The nation’s foreign exchange reserves last month slid by US$206 million to US$543.08 billion, as foreign portfolio investors trimmed their holdings of local shares and repatriated cash dividends distributed by major local technology firms, the central bank said.
The latest figure put an end to three consecutive months of gains amid a stable US dollar and a weaker euro, while the Chinese yuan, the Japanese yen and British pound strengthened, Department of Foreign Exchange Director-General Eugene Tsai (蔡炯民) told an online news conference on Thursday.
The TAIEX shed 2 percent last month, as unease built up across global bourses over the more contagious Delta variant of SARS-CoV-2 in the US, Europe and Asia, propeling US$6.02 billion of foreign funds to flee Taiwan.
Capital fund outflows received a boost from investment gains and cash dividend payouts by chipmaker Taiwan Semiconductor Manufacturing Co (台積電) and chip designer MediaTek Inc (聯發科), the central bank said.
The central bank did not comment on whether capital outflows would persist this month, when more tech and non-tech companies are due to distribute cash dividends.

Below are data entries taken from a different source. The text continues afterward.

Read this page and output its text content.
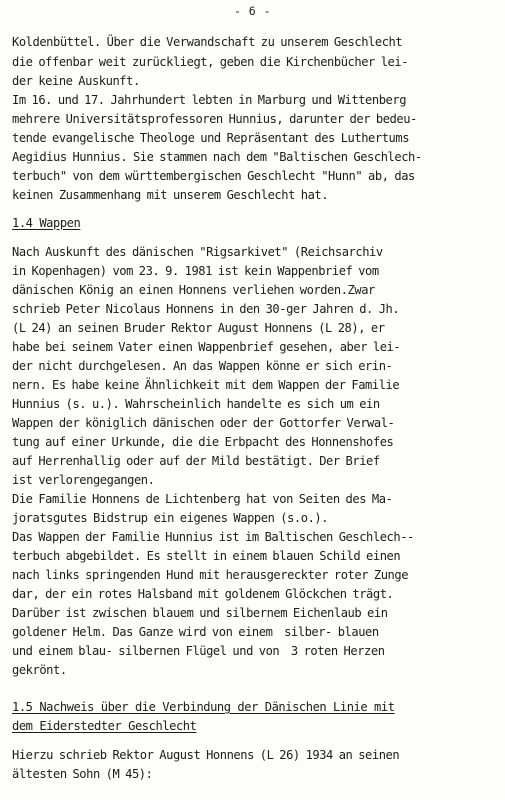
- 6 -
Koldenbüttel. Über die Verwandschaft zu unserem Geschlecht
die offenbar weit zurückliegt, geben die Kirchenbücher lei-
der keine Auskunft.
Im 16. und 17. Jahrhundert lebten in Marburg und Wittenberg
mehrere Universitätsprofessoren Hunnius, darunter der bedeu-
tende evangelische Theologe und Repräsentant des Luthertums
Aegidius Hunnius. Sie stammen nach dem "Baltischen Geschlech-
terbuch" von dem württembergischen Geschlecht "Hunn" ab, das
keinen Zusammenhang mit unserem Geschlecht hat.
1.4 Wappen
Nach Auskunft des dänischen "Rigsarkivet" (Reichsarchiv
in Kopenhagen) vom 23. 9. 1981 ist kein Wappenbrief vom
dänischen König an einen Honnens verliehen worden.Zwar
schrieb Peter Nicolaus Honnens in den 30-ger Jahren d. Jh.
(L 24) an seinen Bruder Rektor August Honnens (L 28), er
habe bei seinem Vater einen Wappenbrief gesehen, aber lei-
der nicht durchgelesen. An das Wappen könne er sich erin-
nern. Es habe keine Ähnlichkeit mit dem Wappen der Familie
Hunnius (s. u.). Wahrscheinlich handelte es sich um ein
Wappen der königlich dänischen oder der Gottorfer Verwal-
tung auf einer Urkunde, die die Erbpacht des Honnenshofes
auf Herrenhallig oder auf der Mild bestätigt. Der Brief
ist verlorengegangen.
Die Familie Honnens de Lichtenberg hat von Seiten des Ma-
joratsgutes Bidstrup ein eigenes Wappen (s.o.).
Das Wappen der Familie Hunnius ist im Baltischen Geschlech--
terbuch abgebildet. Es stellt in einem blauen Schild einen
nach links springenden Hund mit herausgereckter roter Zunge
dar, der ein rotes Halsband mit goldenem Glöckchen trägt.
Darüber ist zwischen blauem und silbernem Eichenlaub ein
goldener Helm. Das Ganze wird von einem  silber- blauen
und einem blau- silbernen Flügel und von  3 roten Herzen
gekrönt.
1.5 Nachweis über die Verbindung der Dänischen Linie mit
dem Eiderstedter Geschlecht
Hierzu schrieb Rektor August Honnens (L 26) 1934 an seinen
ältesten Sohn (M 45):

The change in foreign exchange reserves was insignificant and Taiwan’s foreign exchange holdings still ranked fifth worldwide, after China, Japan, Switzerland and India, Tsai said.

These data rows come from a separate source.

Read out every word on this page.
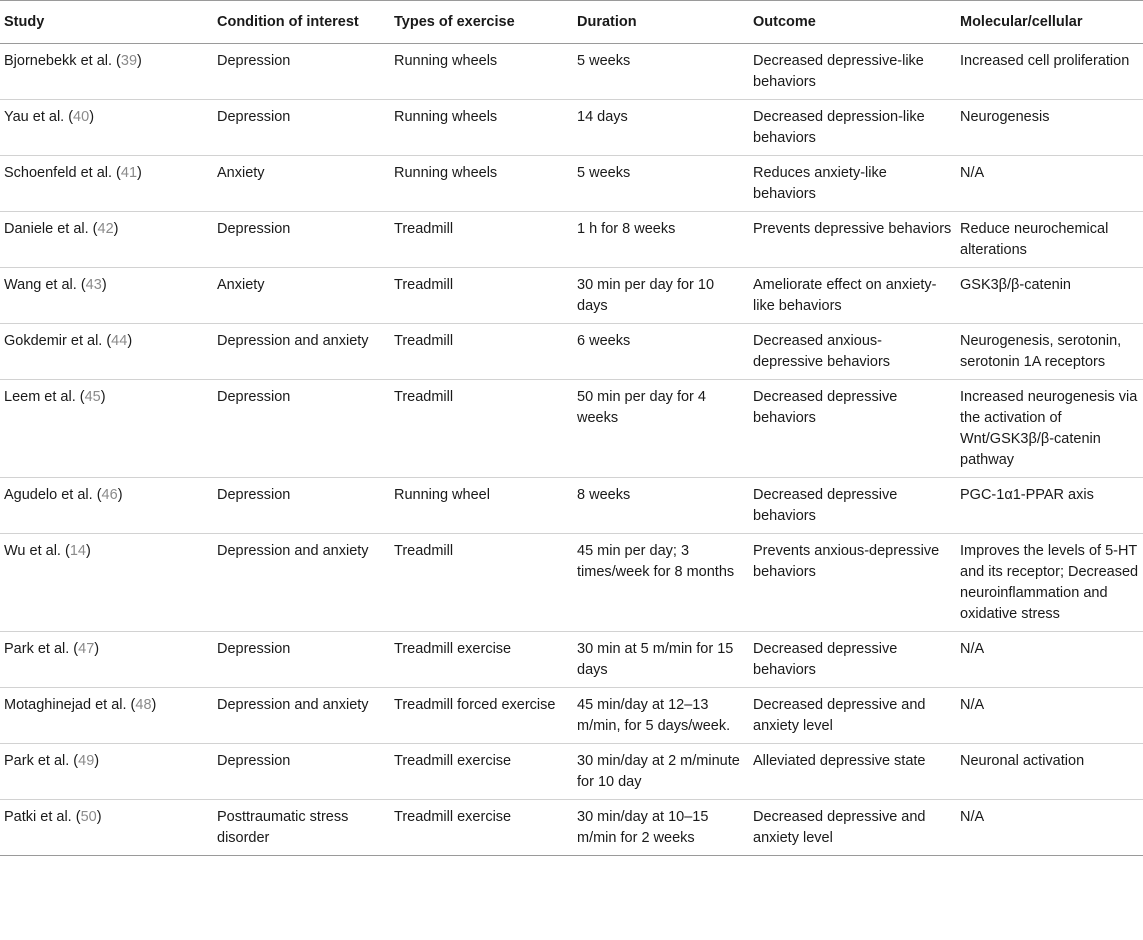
Study	Condition of interest	Types of exercise	Duration	Outcome	Molecular/cellular
Bjornebekk et al. (39)	Depression	Running wheels	5 weeks	Decreased depressive-like behaviors	Increased cell proliferation
Yau et al. (40)	Depression	Running wheels	14 days	Decreased depression-like behaviors	Neurogenesis
Schoenfeld et al. (41)	Anxiety	Running wheels	5 weeks	Reduces anxiety-like behaviors	N/A
Daniele et al. (42)	Depression	Treadmill	1 h for 8 weeks	Prevents depressive behaviors	Reduce neurochemical alterations
Wang et al. (43)	Anxiety	Treadmill	30 min per day for 10 days	Ameliorate effect on anxiety-like behaviors	GSK3β/β-catenin
Gokdemir et al. (44)	Depression and anxiety	Treadmill	6 weeks	Decreased anxious-depressive behaviors	Neurogenesis, serotonin, serotonin 1A receptors
Leem et al. (45)	Depression	Treadmill	50 min per day for 4 weeks	Decreased depressive behaviors	Increased neurogenesis via the activation of Wnt/GSK3β/β-catenin pathway
Agudelo et al. (46)	Depression	Running wheel	8 weeks	Decreased depressive behaviors	PGC-1α1-PPAR axis
Wu et al. (14)	Depression and anxiety	Treadmill	45 min per day; 3 times/week for 8 months	Prevents anxious-depressive behaviors	Improves the levels of 5-HT and its receptor; Decreased neuroinflammation and oxidative stress
Park et al. (47)	Depression	Treadmill exercise	30 min at 5 m/min for 15 days	Decreased depressive behaviors	N/A
Motaghinejad et al. (48)	Depression and anxiety	Treadmill forced exercise	45 min/day at 12–13 m/min, for 5 days/week.	Decreased depressive and anxiety level	N/A
Park et al. (49)	Depression	Treadmill exercise	30 min/day at 2 m/minute for 10 day	Alleviated depressive state	Neuronal activation
Patki et al. (50)	Posttraumatic stress disorder	Treadmill exercise	30 min/day at 10–15 m/min for 2 weeks	Decreased depressive and anxiety level	N/A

“The foreign exchange market remained stable,” Tsai said, adding that local insurance companies contributed to capital outflows as they tried to pursue better returns in overseas markets.
Taiwanese exporters, on the other hand, lent support to the New Taiwan dollar as they converted large amounts of their export earnings into the local currency, he said.
As of last month, foreign institutional investors still held US$698.3 billion of local securities and bonds, equivalent to 129 percent of the nation’s foreign exchange reserves, Tsai said.